I recently read somewhere that it is believed that a cure for diabetes has been found, that FDA approval was obtained in September 2001 to test on humans, and that it was hoped to have ‘the cure’ out on the market within 10 years. I can’t remember the specifics of my resources, but two doctors from a university in Canada had been working and testing with animals for years. Do you know anything about this? Can you elaborate?

Answer:

From: DTeam Staff

I expect that the work which you read about was a report by Cheung AT et al. in Science 290.1959,2000. You might well find this in your regional library or the librarian could get it for you for a few dollars. A review of the theme is in Halban PA, Kahn SE, Lernmark A, Rhodes CJ. Gene and cell-replacement therapy in the treatment of type 1 diabetes: how high must the standards be set? Diabetes Oct;50(10):2181-91 2001. This works comes from a group in Edmonton where others recently achieved a signal advance in islet cell transplantation.
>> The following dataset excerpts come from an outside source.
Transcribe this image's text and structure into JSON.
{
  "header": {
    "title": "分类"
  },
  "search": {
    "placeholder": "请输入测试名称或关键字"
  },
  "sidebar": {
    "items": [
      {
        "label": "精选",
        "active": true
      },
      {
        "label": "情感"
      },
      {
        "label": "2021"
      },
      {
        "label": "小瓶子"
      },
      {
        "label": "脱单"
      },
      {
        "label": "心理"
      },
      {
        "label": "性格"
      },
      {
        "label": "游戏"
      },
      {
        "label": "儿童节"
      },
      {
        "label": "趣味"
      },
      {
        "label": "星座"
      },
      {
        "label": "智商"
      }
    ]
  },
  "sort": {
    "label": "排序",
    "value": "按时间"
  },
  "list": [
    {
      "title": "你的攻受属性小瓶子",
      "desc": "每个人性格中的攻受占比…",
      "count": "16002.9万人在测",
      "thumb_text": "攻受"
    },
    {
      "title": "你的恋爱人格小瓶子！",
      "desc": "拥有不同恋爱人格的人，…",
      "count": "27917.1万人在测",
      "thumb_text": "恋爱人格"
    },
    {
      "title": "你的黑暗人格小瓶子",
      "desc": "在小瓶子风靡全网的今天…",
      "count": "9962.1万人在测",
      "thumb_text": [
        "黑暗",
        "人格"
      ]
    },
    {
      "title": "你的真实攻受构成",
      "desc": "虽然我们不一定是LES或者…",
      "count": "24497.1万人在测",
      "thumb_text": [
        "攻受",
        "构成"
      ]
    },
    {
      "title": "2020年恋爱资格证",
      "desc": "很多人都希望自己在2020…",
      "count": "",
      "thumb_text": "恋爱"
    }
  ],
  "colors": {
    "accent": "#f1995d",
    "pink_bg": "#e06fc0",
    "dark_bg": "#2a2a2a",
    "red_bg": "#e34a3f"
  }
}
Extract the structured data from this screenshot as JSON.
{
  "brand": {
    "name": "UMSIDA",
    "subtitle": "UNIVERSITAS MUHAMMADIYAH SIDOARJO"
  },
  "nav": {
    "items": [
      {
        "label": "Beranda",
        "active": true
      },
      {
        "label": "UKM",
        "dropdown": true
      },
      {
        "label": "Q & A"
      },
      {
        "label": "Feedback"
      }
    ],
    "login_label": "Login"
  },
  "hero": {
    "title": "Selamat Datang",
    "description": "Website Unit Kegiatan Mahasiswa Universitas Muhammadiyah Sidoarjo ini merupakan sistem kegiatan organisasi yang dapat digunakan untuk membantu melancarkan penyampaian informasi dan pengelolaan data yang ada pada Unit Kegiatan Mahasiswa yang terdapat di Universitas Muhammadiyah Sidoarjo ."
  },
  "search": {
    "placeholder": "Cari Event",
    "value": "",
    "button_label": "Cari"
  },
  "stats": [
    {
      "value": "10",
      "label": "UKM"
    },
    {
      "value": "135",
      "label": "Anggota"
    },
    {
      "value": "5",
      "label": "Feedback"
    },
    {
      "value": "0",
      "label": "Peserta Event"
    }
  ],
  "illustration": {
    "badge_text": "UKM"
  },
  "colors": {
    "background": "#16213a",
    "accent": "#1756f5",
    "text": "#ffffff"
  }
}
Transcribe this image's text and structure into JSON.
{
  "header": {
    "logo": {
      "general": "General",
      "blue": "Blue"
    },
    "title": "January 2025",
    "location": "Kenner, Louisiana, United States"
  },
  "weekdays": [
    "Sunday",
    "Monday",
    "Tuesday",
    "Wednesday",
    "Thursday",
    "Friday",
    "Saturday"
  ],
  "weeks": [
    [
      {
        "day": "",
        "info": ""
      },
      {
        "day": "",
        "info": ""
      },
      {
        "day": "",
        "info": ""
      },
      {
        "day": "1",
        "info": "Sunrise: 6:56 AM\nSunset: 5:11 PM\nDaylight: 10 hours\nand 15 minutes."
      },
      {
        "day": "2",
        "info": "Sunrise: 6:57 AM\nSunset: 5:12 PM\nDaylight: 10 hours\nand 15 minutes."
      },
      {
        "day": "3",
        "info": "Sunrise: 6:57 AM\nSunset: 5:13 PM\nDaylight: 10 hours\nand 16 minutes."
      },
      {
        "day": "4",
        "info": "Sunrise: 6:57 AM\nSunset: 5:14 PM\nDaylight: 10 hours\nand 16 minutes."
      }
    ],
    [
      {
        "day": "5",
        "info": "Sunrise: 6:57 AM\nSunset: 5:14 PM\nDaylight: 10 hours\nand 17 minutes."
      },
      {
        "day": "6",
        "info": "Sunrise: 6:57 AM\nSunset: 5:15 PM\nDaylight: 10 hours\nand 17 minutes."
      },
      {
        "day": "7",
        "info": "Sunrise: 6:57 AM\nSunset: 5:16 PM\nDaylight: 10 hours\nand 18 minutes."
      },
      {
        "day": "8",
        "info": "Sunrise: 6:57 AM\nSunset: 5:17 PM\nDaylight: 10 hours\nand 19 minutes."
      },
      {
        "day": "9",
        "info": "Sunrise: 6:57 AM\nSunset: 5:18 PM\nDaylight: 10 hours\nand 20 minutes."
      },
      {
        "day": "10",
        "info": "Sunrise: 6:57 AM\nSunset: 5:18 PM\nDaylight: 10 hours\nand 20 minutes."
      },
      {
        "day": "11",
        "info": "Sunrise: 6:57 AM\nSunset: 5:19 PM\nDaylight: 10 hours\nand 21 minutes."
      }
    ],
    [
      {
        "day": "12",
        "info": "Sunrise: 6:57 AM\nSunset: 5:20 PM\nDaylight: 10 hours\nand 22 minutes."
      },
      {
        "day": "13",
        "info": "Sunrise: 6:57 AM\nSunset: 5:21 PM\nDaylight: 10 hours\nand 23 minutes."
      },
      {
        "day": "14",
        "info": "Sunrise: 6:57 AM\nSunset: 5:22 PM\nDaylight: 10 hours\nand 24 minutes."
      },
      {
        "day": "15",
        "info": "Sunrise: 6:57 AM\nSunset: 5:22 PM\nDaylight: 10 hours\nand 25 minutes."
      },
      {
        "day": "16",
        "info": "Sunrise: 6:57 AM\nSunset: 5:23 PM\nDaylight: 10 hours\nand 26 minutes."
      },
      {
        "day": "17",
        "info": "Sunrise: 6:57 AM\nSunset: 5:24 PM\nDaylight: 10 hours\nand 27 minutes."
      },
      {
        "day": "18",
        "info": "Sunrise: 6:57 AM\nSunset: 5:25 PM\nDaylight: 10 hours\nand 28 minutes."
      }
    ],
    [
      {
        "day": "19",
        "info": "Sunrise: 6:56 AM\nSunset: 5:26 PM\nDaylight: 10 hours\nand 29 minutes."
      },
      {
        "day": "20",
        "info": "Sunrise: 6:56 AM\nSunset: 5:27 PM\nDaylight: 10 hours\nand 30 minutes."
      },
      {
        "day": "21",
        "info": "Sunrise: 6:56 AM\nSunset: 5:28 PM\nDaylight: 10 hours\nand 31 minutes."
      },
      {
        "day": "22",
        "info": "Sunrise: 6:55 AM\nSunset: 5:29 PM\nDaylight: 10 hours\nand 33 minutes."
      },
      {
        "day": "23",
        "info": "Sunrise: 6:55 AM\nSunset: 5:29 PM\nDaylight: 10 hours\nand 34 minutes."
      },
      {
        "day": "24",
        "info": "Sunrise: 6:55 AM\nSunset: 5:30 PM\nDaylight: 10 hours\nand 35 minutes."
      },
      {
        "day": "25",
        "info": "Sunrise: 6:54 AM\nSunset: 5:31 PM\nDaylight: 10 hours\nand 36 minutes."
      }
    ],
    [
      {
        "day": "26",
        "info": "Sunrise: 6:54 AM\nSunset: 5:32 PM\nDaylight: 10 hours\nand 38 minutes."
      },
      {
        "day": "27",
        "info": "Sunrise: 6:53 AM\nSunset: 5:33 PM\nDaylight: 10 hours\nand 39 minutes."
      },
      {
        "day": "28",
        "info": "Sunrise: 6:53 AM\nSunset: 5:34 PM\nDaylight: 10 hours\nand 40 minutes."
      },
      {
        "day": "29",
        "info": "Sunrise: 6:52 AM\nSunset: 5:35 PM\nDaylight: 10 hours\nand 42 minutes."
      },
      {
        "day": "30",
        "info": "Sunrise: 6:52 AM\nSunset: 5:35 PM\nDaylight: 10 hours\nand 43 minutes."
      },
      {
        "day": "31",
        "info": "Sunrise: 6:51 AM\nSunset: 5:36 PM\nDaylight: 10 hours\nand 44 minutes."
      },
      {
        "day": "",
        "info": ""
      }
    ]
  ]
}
Other studies on developing islet like cells by genetic engineering and with stem cells are working to get around the problem of insufficient islet cell donors. If this approach is successful, there are also projects under way that promise immunological tolerance after minimal use of immunomodulatory products. In addition to these approaches there are hopes that autoimmunity might be suppressed before insulin dependence by drugs like mycophenolate or by vaccines like the B9-23 positions in the insulin molecule. Finally, if we can identify the environmental triggers that cause insulin dependence that would be a ‘cure’ too. Of course there are many other forms of diabetes, and, for people with type 2 diabetes, the best promise is to eat less and take more exercise which is not advice that the public find easy to observe in North America !

DOB
Additional comments from Dr. David Schwartz:

The “cure” this writer alludes to is not a cure, but rather the experimental, but encouraging transplant protocol (“The Edmonton Protocol”).

Several study centers in North America have been approved. None for use in children, as I understand.